Une petite musique, cynique, terrible, circule de plus en plus dans les médias occidentaux dominants. Elle est d’évidence concertée et est portée par de petits cercles de l’intelligentsia juive, qui démontrent par là-même à quel point ils se concertent dans un combat idéologique qu’ils sont, d’ailleurs, de plus en plus portés à mener directement eux-mêmes, sans intermédiaires, dans les médias, ce qui donne la mesure de leur isolement.

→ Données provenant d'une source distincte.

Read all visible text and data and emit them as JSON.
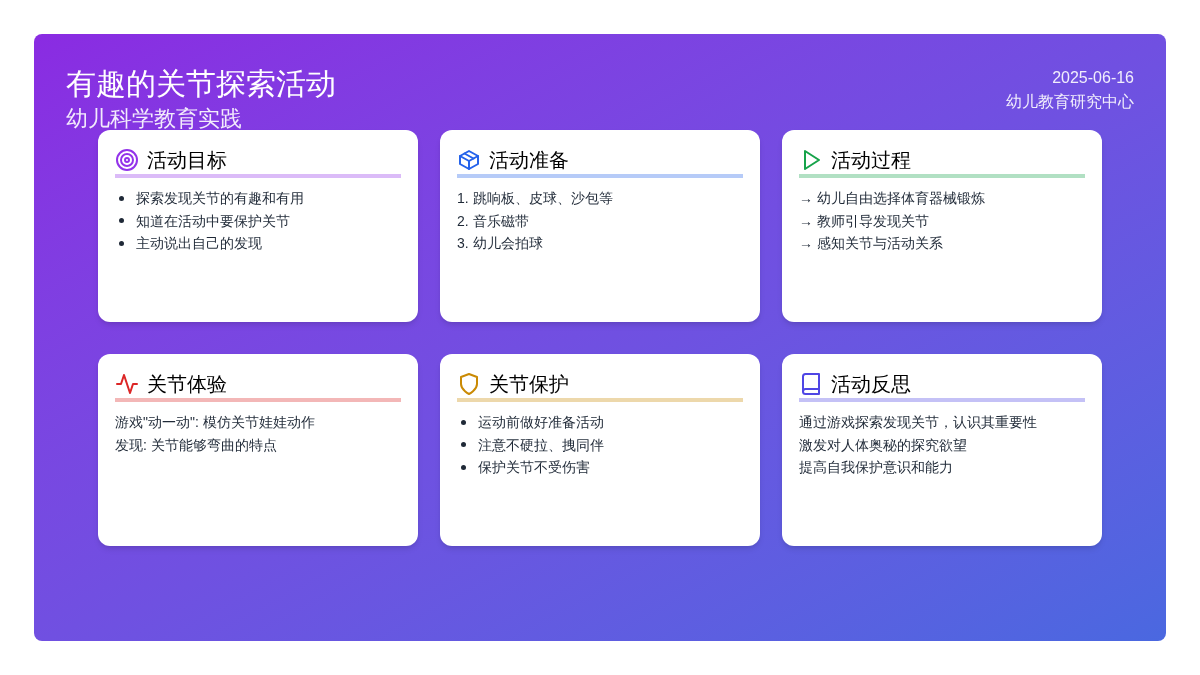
{
  "header": {
    "title": "有趣的关节探索活动",
    "subtitle": "幼儿科学教育实践",
    "date": "2025-06-16",
    "organization": "幼儿教育研究中心"
  },
  "cards": [
    {
      "title": "活动目标",
      "color": "#9333ea",
      "kind": "bullet",
      "items": [
        "探索发现关节的有趣和有用",
        "知道在活动中要保护关节",
        "主动说出自己的发现"
      ]
    },
    {
      "title": "活动准备",
      "color": "#2563eb",
      "kind": "numbered",
      "items": [
        "1. 跳响板、皮球、沙包等",
        "2. 音乐磁带",
        "3. 幼儿会拍球"
      ]
    },
    {
      "title": "活动过程",
      "color": "#16a34a",
      "kind": "plain",
      "items": [
        "→ 幼儿自由选择体育器械锻炼",
        "→ 教师引导发现关节",
        "→ 感知关节与活动关系"
      ]
    },
    {
      "title": "关节体验",
      "color": "#dc2626",
      "kind": "plain",
      "items": [
        "游戏\"动一动\": 模仿关节娃娃动作",
        "发现: 关节能够弯曲的特点"
      ]
    },
    {
      "title": "关节保护",
      "color": "#ca8a04",
      "kind": "bullet",
      "items": [
        "运动前做好准备活动",
        "注意不硬拉、拽同伴",
        "保护关节不受伤害"
      ]
    },
    {
      "title": "活动反思",
      "color": "#4f46e5",
      "kind": "plain",
      "items": [
        "通过游戏探索发现关节，认识其重要性",
        "激发对人体奥秘的探究欲望",
        "提高自我保护意识和能力"
      ]
    }
  ]
}
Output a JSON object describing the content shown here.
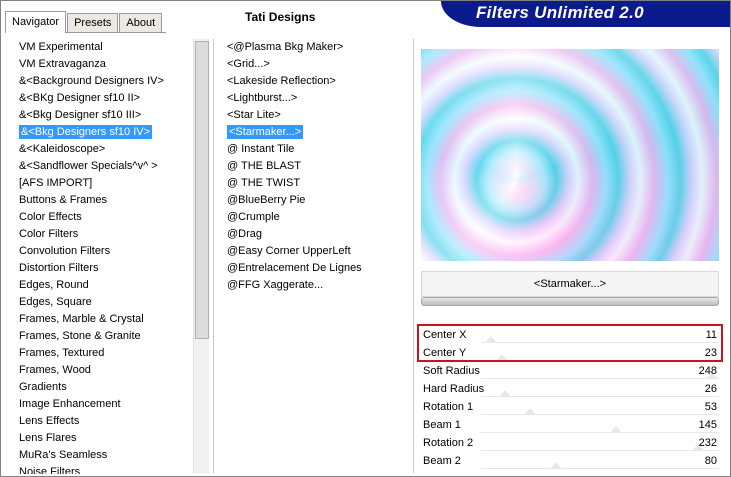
{
  "tabs": [
    {
      "label": "Navigator",
      "active": true
    },
    {
      "label": "Presets",
      "active": false
    },
    {
      "label": "About",
      "active": false
    }
  ],
  "set_title": "Tati Designs",
  "banner": "Filters Unlimited 2.0",
  "categories": [
    "VM Experimental",
    "VM Extravaganza",
    "&<Background Designers IV>",
    "&<BKg Designer sf10 II>",
    "&<Bkg Designer sf10 III>",
    "&<Bkg Designers sf10 IV>",
    "&<Kaleidoscope>",
    "&<Sandflower Specials^v^ >",
    "[AFS IMPORT]",
    "Buttons & Frames",
    "Color Effects",
    "Color Filters",
    "Convolution Filters",
    "Distortion Filters",
    "Edges, Round",
    "Edges, Square",
    "Frames, Marble & Crystal",
    "Frames, Stone & Granite",
    "Frames, Textured",
    "Frames, Wood",
    "Gradients",
    "Image Enhancement",
    "Lens Effects",
    "Lens Flares",
    "MuRa's Seamless",
    "Noise Filters"
  ],
  "selected_category_index": 5,
  "filters": [
    "<@Plasma Bkg Maker>",
    "<Grid...>",
    "<Lakeside Reflection>",
    "<Lightburst...>",
    "<Star Lite>",
    "<Starmaker...>",
    "@ Instant Tile",
    "@ THE BLAST",
    "@ THE TWIST",
    "@BlueBerry Pie",
    "@Crumple",
    "@Drag",
    "@Easy Corner UpperLeft",
    "@Entrelacement De Lignes",
    "@FFG Xaggerate..."
  ],
  "selected_filter_index": 5,
  "filter_name": "<Starmaker...>",
  "params": [
    {
      "label": "Center X",
      "value": "11",
      "level": 11
    },
    {
      "label": "Center Y",
      "value": "23",
      "level": 23
    },
    {
      "label": "Soft Radius",
      "value": "248",
      "level": 248
    },
    {
      "label": "Hard Radius",
      "value": "26",
      "level": 26
    },
    {
      "label": "Rotation 1",
      "value": "53",
      "level": 53
    },
    {
      "label": "Beam 1",
      "value": "145",
      "level": 145
    },
    {
      "label": "Rotation 2",
      "value": "232",
      "level": 232
    },
    {
      "label": "Beam 2",
      "value": "80",
      "level": 80
    }
  ],
  "param_max": 255,
  "colors": {
    "banner": "#0b1a8c",
    "selection": "#3399ff",
    "highlight": "#c8141e"
  }
}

C’est l’argument, déjà évoqué plus haut, que les victimes des massacres de Gaza sont à comparer avec celles d’autres massacres, commis, eux, par l’Occident et l’Europe : Hiroshima et Nagasaki, Dresde, en Allemagne, en février 1945, Mossoul en Irak de 2016 à 2017. Ils ajoutent, ce qui serait simplement aberrant si ce n’était aussi monstrueux, que c’est une sorte de discrimination à l’égard d’Israël, qui, lui, tout compte fait n’a pas tué autant d’Arabes que n’ont tué de personnes, dans le monde, les armées occidentales. Certains se hasardent même à qualifier cette «discrimination» d’une forme d’antisémitisme ! Une querelle de criminels sur «qui a tué le plus». Voilà où en est «la Civilisation». Cette comparaison, faite par le discours sioniste lui-même, entre les crimes de guerre israéliens et ceux de l’Occident dans l’Histoire récente, est significative : le sionisme se retourne désormais contre son protecteur, son bienfaiteur, parce que celui-ci ose le critiquer et il donne à celui-ci l’ordre de se taire. C’est le signe d’une arrogance sans limite, délirante. Le sionisme, au stade final de son délire, finit par considérer le monde entier comme antisémite.

10 mai 2024.  Il faut retenir cette date

La représentation de ce délire du sionisme, à son apogée, se déroule le 10 mai 2024. Il faut retenir cette date. Ce jour-là, du haut de la tribune de l’Assemblée générale de l’ONU, devant l’Assemblée du monde stupéfaite, l’ambassadeur d’Israël détruit la Charte de l’ONU, le seul document qui fédère l’Humanité. Il avait déjà déchiré, devant les yeux de tous, le 30 octobre 2021, un rapport du Conseil des droits de l’Homme de l’ONU condamnant les crimes d’Israël. Il l’avait fait avec un sentiment d’impunité. Aucune sanction n’avait été prise, comme ce serait le cas dans n’importe organisation ou la moindre association dans laquelle un membre se comporterait ainsi. C’est dire l’humiliation du monde. Cette fois ci, preuve de la préméditation, le représentant d’Israël a apporté une machine à déchiqueter le papier, celles utilisées pour ne laisser aucune trace lisible d’un document. Il y introduit lentement, feuille par feuille, le texte de la Charte de l’ONU et le réduit en minces lanières de papiers, en miettes, ostensiblement, aux yeux de tous. Quel État oserait faire cela dans le monde ? Voilà ce que le peuple de Gaza affronte. Cette arrogance portée à son paroxysme est tout un symbole. L’ambassadeur d’Israël veut montrer ainsi la force écrasante d’Israël, sa toute puissance. C’est le message adressé par le sionisme, au monde entier. Il l’informe qu’il est au-dessus des lois, au-dessus du commun des mortels, de la simple humanité, seul au besoin contre toute l’Humanité, détenteur de la vérité, bref, qu’il est de droit divin. Le sionisme apparait ce jour, dans toute sa vérité, dans sa folie.